Frontmen Ben Goldwasser ’05 and Andrew VanWyngarden ’05 have openly declared that “Congratulations” is not a singles album.
“We’d rather people hear the whole album as an album and see what tracks jump out rather than the ones that get played on the radio – if anything gets played on the radio,” Goldwasser said in an interview with NME.com.
Indeed, my first once-over of “Congratulations” did not impress me, partially because nothing grabbed me. But it wasn’t just that; I also felt overwhelmed. I heard punk tributes to Dan Treacy and Brian Eno (each of whom get a song named after them), 12 minutes of orchestral psychedelica in “Siberian Breaks,” and extraneous do-wop and jazz flute in “Flash Delerium.” I didn’t understand how the pieces fit together, and I figured that MGMT was trying to do too much.

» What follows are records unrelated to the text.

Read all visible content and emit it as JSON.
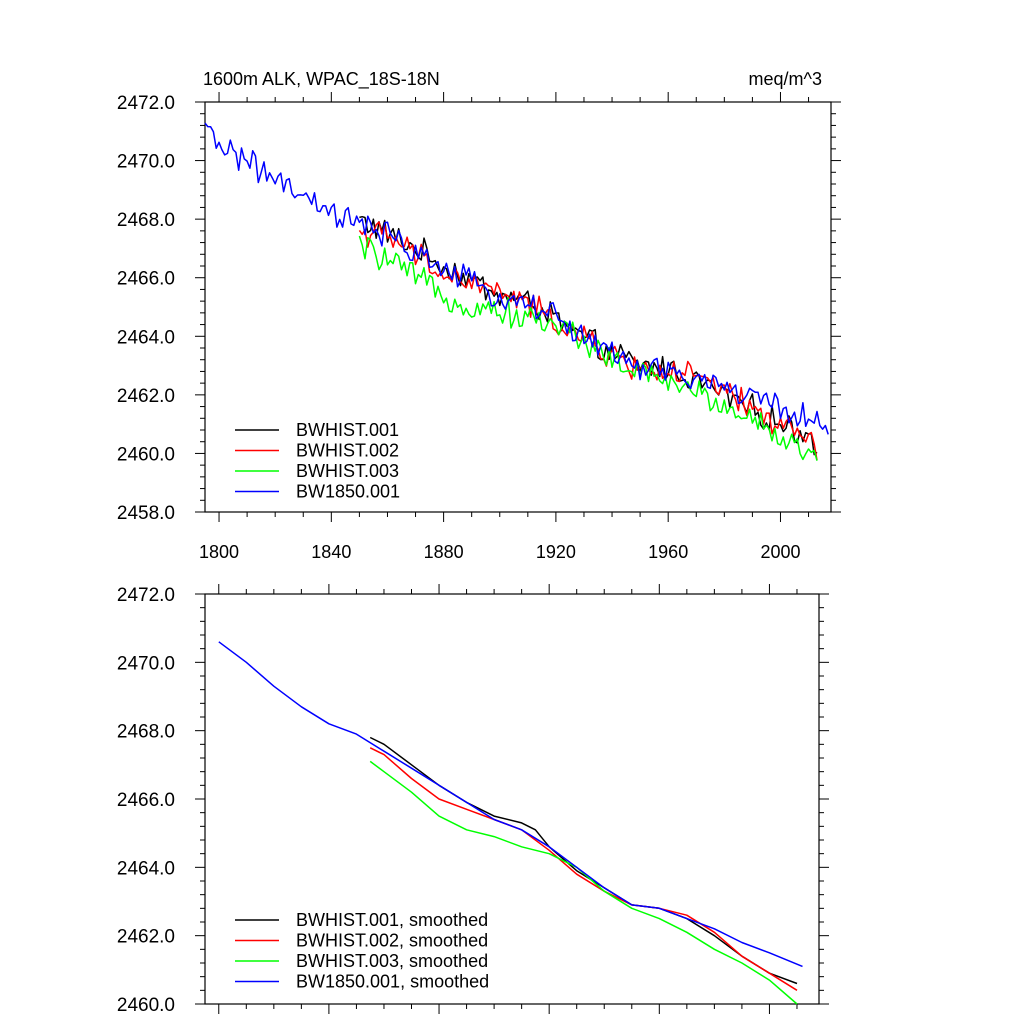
{
  "chart_data": [
    {
      "type": "line",
      "title": "1600m ALK, WPAC_18S-18N",
      "units": "meq/m^3",
      "xlabel": "",
      "ylabel": "",
      "xlim": [
        1795,
        2018
      ],
      "ylim": [
        2458.0,
        2472.0
      ],
      "xticks": [
        1800,
        1840,
        1880,
        1920,
        1960,
        2000
      ],
      "xtick_labels": [
        "1800",
        "1840",
        "1880",
        "1920",
        "1960",
        "2000"
      ],
      "yticks": [
        2458.0,
        2460.0,
        2462.0,
        2464.0,
        2466.0,
        2468.0,
        2470.0,
        2472.0
      ],
      "ytick_labels": [
        "2458.0",
        "2460.0",
        "2462.0",
        "2464.0",
        "2466.0",
        "2468.0",
        "2470.0",
        "2472.0"
      ],
      "legend_position": "bottom-left",
      "series": [
        {
          "name": "BWHIST.001",
          "color": "#000000",
          "noisy": true,
          "x": [
            1850,
            1860,
            1870,
            1880,
            1890,
            1900,
            1910,
            1920,
            1930,
            1940,
            1950,
            1960,
            1970,
            1980,
            1990,
            2000,
            2010,
            2013
          ],
          "y": [
            2468.0,
            2467.5,
            2467.0,
            2466.4,
            2465.9,
            2465.4,
            2465.2,
            2464.6,
            2463.9,
            2463.4,
            2463.0,
            2462.9,
            2462.5,
            2462.0,
            2461.5,
            2461.0,
            2460.6,
            2460.4
          ]
        },
        {
          "name": "BWHIST.002",
          "color": "#ff0000",
          "noisy": true,
          "x": [
            1850,
            1860,
            1870,
            1880,
            1890,
            1900,
            1910,
            1920,
            1930,
            1940,
            1950,
            1960,
            1970,
            1980,
            1990,
            2000,
            2010,
            2013
          ],
          "y": [
            2467.6,
            2467.4,
            2466.8,
            2466.1,
            2465.8,
            2465.5,
            2465.1,
            2464.5,
            2463.9,
            2463.3,
            2462.9,
            2462.8,
            2462.6,
            2462.1,
            2461.5,
            2461.0,
            2460.5,
            2460.1
          ]
        },
        {
          "name": "BWHIST.003",
          "color": "#00ff00",
          "noisy": true,
          "x": [
            1850,
            1860,
            1870,
            1880,
            1890,
            1900,
            1910,
            1920,
            1930,
            1940,
            1950,
            1960,
            1970,
            1980,
            1990,
            2000,
            2010,
            2013
          ],
          "y": [
            2467.1,
            2466.6,
            2466.0,
            2465.4,
            2465.0,
            2464.9,
            2464.6,
            2464.4,
            2463.9,
            2463.2,
            2462.7,
            2462.5,
            2462.1,
            2461.6,
            2461.2,
            2460.6,
            2459.9,
            2459.7
          ]
        },
        {
          "name": "BW1850.001",
          "color": "#0000ff",
          "noisy": true,
          "x": [
            1795,
            1800,
            1810,
            1820,
            1830,
            1840,
            1850,
            1860,
            1870,
            1880,
            1890,
            1900,
            1910,
            1920,
            1930,
            1940,
            1950,
            1960,
            1970,
            1980,
            1990,
            2000,
            2010,
            2017
          ],
          "y": [
            2471.0,
            2470.6,
            2470.0,
            2469.3,
            2468.7,
            2468.2,
            2467.8,
            2467.4,
            2466.9,
            2466.3,
            2465.8,
            2465.3,
            2465.2,
            2464.6,
            2464.0,
            2463.4,
            2462.9,
            2462.8,
            2462.5,
            2462.3,
            2461.9,
            2461.6,
            2461.2,
            2460.8
          ]
        }
      ]
    },
    {
      "type": "line",
      "title": "",
      "xlabel": "",
      "ylabel": "",
      "xlim": [
        1795,
        2018
      ],
      "ylim": [
        2460.0,
        2472.0
      ],
      "xticks": [
        1800,
        1840,
        1880,
        1920,
        1960,
        2000
      ],
      "xtick_labels": [
        "",
        "",
        "",
        "",
        "",
        ""
      ],
      "yticks": [
        2460.0,
        2462.0,
        2464.0,
        2466.0,
        2468.0,
        2470.0,
        2472.0
      ],
      "ytick_labels": [
        "2460.0",
        "2462.0",
        "2464.0",
        "2466.0",
        "2468.0",
        "2470.0",
        "2472.0"
      ],
      "legend_position": "bottom-left",
      "series": [
        {
          "name": "BWHIST.001, smoothed",
          "color": "#000000",
          "noisy": false,
          "x": [
            1855,
            1860,
            1870,
            1880,
            1890,
            1900,
            1910,
            1915,
            1920,
            1930,
            1940,
            1950,
            1960,
            1970,
            1980,
            1990,
            2000,
            2010
          ],
          "y": [
            2467.8,
            2467.6,
            2467.0,
            2466.4,
            2465.9,
            2465.5,
            2465.3,
            2465.1,
            2464.6,
            2463.9,
            2463.4,
            2462.9,
            2462.8,
            2462.5,
            2462.0,
            2461.4,
            2460.9,
            2460.6
          ]
        },
        {
          "name": "BWHIST.002, smoothed",
          "color": "#ff0000",
          "noisy": false,
          "x": [
            1855,
            1860,
            1870,
            1880,
            1890,
            1900,
            1910,
            1920,
            1930,
            1940,
            1950,
            1960,
            1970,
            1980,
            1990,
            2000,
            2010
          ],
          "y": [
            2467.5,
            2467.3,
            2466.6,
            2466.0,
            2465.7,
            2465.4,
            2465.1,
            2464.5,
            2463.8,
            2463.3,
            2462.9,
            2462.8,
            2462.6,
            2462.1,
            2461.4,
            2460.9,
            2460.4
          ]
        },
        {
          "name": "BWHIST.003, smoothed",
          "color": "#00ff00",
          "noisy": false,
          "x": [
            1855,
            1860,
            1870,
            1880,
            1890,
            1900,
            1910,
            1920,
            1930,
            1940,
            1950,
            1960,
            1970,
            1980,
            1990,
            2000,
            2010
          ],
          "y": [
            2467.1,
            2466.8,
            2466.2,
            2465.5,
            2465.1,
            2464.9,
            2464.6,
            2464.4,
            2464.0,
            2463.3,
            2462.8,
            2462.5,
            2462.1,
            2461.6,
            2461.2,
            2460.7,
            2460.0
          ]
        },
        {
          "name": "BW1850.001, smoothed",
          "color": "#0000ff",
          "noisy": false,
          "x": [
            1800,
            1810,
            1820,
            1830,
            1840,
            1850,
            1860,
            1870,
            1880,
            1890,
            1900,
            1910,
            1920,
            1930,
            1940,
            1950,
            1960,
            1970,
            1980,
            1990,
            2000,
            2012
          ],
          "y": [
            2470.6,
            2470.0,
            2469.3,
            2468.7,
            2468.2,
            2467.9,
            2467.4,
            2466.9,
            2466.4,
            2465.9,
            2465.4,
            2465.1,
            2464.6,
            2464.0,
            2463.4,
            2462.9,
            2462.8,
            2462.5,
            2462.2,
            2461.8,
            2461.5,
            2461.1
          ]
        }
      ]
    }
  ]
}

But after a few more listens, something clicked. Now the album is virtually on repeat in my dorm room. The songs play through my head in class, in the fitness center, and as I eat scrumptious Usdan panini. So, what exactly caused this subjective shift? How is it that I can’t get these supposedly “non-catchy” songs out of my brain?
The answer to these questions is twofold. First, MGMT has crafted an album of musical subtlety in which the hooks don’t jump out right away. Instead, they hold back in a larger framework, waiting to be discovered. Second, in the vein of “Oracular,” the music on “Congratulations” is as much about the ideas behind the songs as it is about their sound. Idiosyncratic structures and poetic lyrics coalesce and beg to be pondered further, so that an hour, a day, a week after hearing the songs for the first time, the listener is drawn back, only to encounter the hidden poppiness of numbers like the aggressively trippy “It’s Working” with its Beach Boys-esque ending, or “Someone’s Missing,” which starts out slow and spacey before exploding into a joyous Motown jam. I found myself listening more closely to the parts of songs I didn’t like at first in anticipation of the parts that I did, and I began to develop a more holistic appreciation of the music.
When asked in a SPIN.com interview what about “Congratulations” would most surprise listeners, VanWyngarden replied, “The honesty of it; it’s very plaintive. In a weird way, it’s like a soul record.”
For a “hip indie band,” I’m convinced that their success is a result of the fact that they are less concerned with looking cool than with honesty. Maybe it’s the way that they insert musical allusions to the Beach Boys into songs about drug use in a totally non-cynical manner. Who knows. But there’s definitely something at play here that is distinctively un-stilted, un-hip, that many will find refreshing. “Congratulations” is less about trying to do too much than it is about expressing yourself on your own terms.